Martha’s Vineyard Public Charter School student Mattie Wolverton, age 9, stepped up on a block and placed both hands on the Van de Graaff generator. Many more students gathered around him, eyes wide and shrieking with delight as his curly hair began to stand up on end. Mattie was experiencing kinetic energy at the Edgartown School’s Energy Carnival. Fifth graders Quinn Filiault and Joao Simoes were manning the Van De Graff station, a very popular table at the carnival.

Joao explained to other students how a moving belt attached to an insulated column accumulated electric charge on the hollow metal globe.

“This is what happens when you take your hands off,” he said. He held his arm a couple of inches away from the ball. Quinn flipped the switch and a blue white charge of electricity zapped from the ball to Joao’s arm.

Students learn about kinetic energy thanks to Newton's Third Law. — Mark Lovewell

The Energy Carnival was organized by Edgartown School science teacher Kara Gelinas. Before she taught science, Ms. Gelinas worked with Cape Light Compact which held similar carnivals all over the Cape. She decided to introduce the carnivals to the Edgartown School to help students engage with science.

This year, students from Vineyard Haven, Chilmark, West Tisbury and the Charter School attended the carnival, which stretched through the entire morning. Sixteen tables were set up around the school gym, each manned by two to three Edgartown School students who taught lessons in types of energy and energy transfer.

“It’s their curriculum and the best way to learn is to teach,” said Ms. Gelinas. The fifth graders had been studying energy for about a month before they organized their booths.

“What school are you from,” an Edgartown student yelled down from the second floor to the lobby where a line of students was entering.

“West Tisbury,” the students said.

At the carnival there were tables demonstrating Newton’s Third Law, conduction and convection, solar energy and sound energy. At one table, a magnet under a piece of paper created a force field. At the Newton’s Third Law table, a girl explained potential energy to a group of students. She pulled out a sphere from a Newton’s cradle.

“The higher something is the more potential energy it has, because it has more potential to drop,” she said. The ball dropped, hitting the other balls, sending the outermost one swinging in the other direction.

At the Sound Energy table, students Brooke Ward, Audrey Polleys and Leiliane Dias demonstrated different ways sound energy could be seen.

Natalie Larsen is on the line. — Mark Lovewell

“Sound is vibrating molecules,” said Brooke, banging a tuning fork against the table and then holding it over a cup of water.

Audreye demonstrated how sound moves in waves with a slinky. Leiliane helped a pair of students use a tin can telephone, the sounds of their voices traveling down a taught string from one can to the other.
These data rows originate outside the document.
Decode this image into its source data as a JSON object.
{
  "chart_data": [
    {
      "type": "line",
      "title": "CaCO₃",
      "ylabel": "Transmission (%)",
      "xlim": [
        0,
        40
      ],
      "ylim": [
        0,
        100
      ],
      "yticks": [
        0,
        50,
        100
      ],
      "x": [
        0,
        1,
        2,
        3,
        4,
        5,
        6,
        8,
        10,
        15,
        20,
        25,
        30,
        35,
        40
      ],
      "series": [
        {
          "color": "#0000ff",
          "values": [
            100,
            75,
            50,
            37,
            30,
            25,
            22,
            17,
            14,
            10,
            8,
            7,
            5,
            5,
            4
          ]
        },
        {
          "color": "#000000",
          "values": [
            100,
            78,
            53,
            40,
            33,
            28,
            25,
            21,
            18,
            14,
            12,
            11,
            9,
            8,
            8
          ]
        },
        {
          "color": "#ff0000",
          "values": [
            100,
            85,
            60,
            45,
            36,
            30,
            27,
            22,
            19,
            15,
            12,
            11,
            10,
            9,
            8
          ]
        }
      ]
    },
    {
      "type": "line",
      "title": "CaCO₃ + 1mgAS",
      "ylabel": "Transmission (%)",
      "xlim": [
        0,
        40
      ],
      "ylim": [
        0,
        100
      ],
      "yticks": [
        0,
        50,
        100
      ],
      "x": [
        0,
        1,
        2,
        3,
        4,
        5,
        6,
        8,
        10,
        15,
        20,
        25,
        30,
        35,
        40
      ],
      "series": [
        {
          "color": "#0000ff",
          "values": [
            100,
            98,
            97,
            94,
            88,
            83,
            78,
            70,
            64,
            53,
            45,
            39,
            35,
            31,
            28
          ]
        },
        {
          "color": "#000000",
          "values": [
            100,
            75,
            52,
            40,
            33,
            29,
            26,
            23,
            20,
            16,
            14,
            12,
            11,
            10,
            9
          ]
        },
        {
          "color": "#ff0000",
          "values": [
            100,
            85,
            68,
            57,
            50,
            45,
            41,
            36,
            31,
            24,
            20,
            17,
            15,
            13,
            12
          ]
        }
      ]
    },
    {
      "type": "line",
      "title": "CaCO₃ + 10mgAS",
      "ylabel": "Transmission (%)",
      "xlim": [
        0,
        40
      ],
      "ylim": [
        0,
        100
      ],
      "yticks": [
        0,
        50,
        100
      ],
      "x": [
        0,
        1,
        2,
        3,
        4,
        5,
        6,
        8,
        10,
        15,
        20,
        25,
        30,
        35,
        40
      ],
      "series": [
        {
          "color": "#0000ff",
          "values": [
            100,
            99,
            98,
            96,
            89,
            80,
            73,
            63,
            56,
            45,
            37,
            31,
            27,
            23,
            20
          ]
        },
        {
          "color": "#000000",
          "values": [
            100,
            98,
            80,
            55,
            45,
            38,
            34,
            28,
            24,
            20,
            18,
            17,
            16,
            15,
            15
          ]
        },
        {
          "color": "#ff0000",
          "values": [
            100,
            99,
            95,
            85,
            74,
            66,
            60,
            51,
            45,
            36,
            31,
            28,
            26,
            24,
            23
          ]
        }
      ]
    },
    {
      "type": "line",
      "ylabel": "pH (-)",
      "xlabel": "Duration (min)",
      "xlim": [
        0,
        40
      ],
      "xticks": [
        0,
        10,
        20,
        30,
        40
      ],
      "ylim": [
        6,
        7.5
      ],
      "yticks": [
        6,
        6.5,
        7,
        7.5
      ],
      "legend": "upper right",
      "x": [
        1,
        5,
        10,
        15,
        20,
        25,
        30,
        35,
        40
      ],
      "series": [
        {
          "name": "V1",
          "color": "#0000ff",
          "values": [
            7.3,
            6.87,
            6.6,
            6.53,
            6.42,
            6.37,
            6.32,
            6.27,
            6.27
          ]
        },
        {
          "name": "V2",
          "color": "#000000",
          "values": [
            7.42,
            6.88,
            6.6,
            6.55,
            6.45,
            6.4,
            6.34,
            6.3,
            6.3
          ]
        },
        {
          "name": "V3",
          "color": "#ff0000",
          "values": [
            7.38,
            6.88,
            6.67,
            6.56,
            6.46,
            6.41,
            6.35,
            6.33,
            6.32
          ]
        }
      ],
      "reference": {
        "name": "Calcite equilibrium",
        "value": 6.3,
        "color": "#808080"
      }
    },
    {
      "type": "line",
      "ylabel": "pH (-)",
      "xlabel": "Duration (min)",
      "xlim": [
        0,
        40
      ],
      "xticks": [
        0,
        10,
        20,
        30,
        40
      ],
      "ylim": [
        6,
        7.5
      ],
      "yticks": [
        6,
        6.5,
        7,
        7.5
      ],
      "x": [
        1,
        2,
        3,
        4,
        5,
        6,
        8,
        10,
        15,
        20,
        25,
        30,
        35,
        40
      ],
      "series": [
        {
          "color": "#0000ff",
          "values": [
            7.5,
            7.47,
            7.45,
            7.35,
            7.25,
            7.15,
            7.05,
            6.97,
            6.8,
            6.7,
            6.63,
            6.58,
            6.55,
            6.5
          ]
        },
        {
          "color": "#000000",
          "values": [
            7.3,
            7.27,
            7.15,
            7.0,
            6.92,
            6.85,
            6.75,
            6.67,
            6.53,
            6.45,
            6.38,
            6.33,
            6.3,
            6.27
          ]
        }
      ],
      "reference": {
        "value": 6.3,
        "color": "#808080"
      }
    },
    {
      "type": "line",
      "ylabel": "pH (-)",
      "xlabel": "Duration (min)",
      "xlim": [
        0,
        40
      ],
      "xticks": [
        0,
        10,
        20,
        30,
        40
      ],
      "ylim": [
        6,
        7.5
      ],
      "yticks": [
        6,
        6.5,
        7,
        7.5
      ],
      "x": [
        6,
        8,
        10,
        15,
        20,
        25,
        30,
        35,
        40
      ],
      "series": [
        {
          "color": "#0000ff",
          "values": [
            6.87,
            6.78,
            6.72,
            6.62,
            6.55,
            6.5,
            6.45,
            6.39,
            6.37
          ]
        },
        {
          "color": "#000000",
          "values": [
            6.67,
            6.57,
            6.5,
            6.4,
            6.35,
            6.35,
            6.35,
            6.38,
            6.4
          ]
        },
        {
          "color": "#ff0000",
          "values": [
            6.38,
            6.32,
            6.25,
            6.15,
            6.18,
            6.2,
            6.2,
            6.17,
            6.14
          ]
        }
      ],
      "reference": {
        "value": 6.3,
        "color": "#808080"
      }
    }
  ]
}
At each station, the visiting students collected a white bead. They strung the beads onto pieces of pipecleaner to create a bracelet. The beads were UV reactive and in sunlight would turn different colors, Ms. Gelinas promised.

Ms. Gelinas said she hopes the carnival creates excitement around learning about energy for all the students.

One boy, wearing a solar system shirt, certainly seemed to have caught some excitement.

“I’m electric,” he exclaimed, stepping away from the Van de Graaff machine and reaching out to shock other students.